4.3.1.Using SQL to clean data - quanganh2001/Google-Data-Analytics-Professional-Certificate-Coursera GitHub Wiki

Using SQL as a junior data analyst

In this reading, you will learn more about how to decide when to use SQL, or Structured Query Language. As a data analyst, you will be tasked with handling a lot of data, and SQL is one of the tools that can help make your work a lot easier. SQL is the primary way data analysts extract data from databases. As a data analyst, you will work with databases all the time, which is why SQL is such a key skill. Let’s follow along as a junior data analyst uses SQL to solve a business task.

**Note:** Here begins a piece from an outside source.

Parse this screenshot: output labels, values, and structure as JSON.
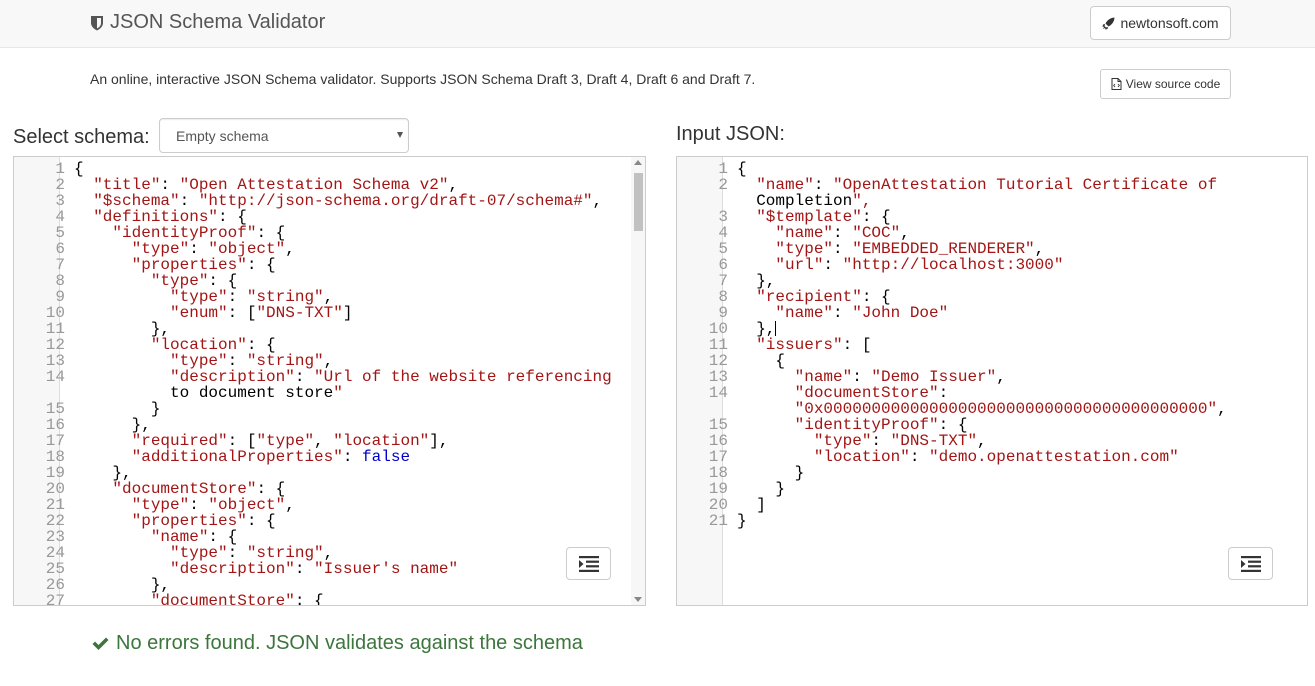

The business task and context

The junior data analyst in this example works for a social media company. A new business model was implemented on February 15, 2020 and the company wants to understand how their user-growth compares to the previous year. Specifically, the data analyst was asked to find out how many users have joined since February 15, 2020.

Spreadsheets functions and formulas or SQL queries?

Before they can address this question, this data analyst needs to choose what tool to use. First, they have to think about where the data lives. If it is stored in a database, then SQL is the best tool for the job. But if it is stored in a spreadsheet, then they will have to perform their analysis in that spreadsheet. In that scenario, they could create a pivot table of the data and then apply specific formulas and filters to their data until they were given the number of users that joined after February 15th. It isn’t a really complicated process, but it would involve a lot of steps.

In this case, the data is stored in a database, so they will have to work with SQL. And this data analyst knows they could get the same results with a single SQL query:

SELECT
    COUNT(DISTINCT user_id) AS count_of_unique_users
FROM
    table
WHERE
    join_date >= '2020-02-15'

Spreadsheets and SQL both have their advantages and disadvantages:

Features of Spreadsheets Features of SQL Databases
Smaller data sets Larger datasets
Enter data manually Access tables across a database
Create graphs and visualizations in the same program Prepare data for furtuher analysis in another software
Built-in spell check and other useful functions Fast and powerful functionality
Best when working solo on a project Great for collaborative work and tracking queries run by all users

When it comes down to it, where the data lives will decide which tool you use. If you are working with data that is already in a spreadsheet, that is most likely where you will perform your analysis. And if you are working with data stored in a database, SQL will be the best tool for you to use for your analysis. You will learn more about SQL coming up, so that you will be ready to tackle any business problem with the best tool possible.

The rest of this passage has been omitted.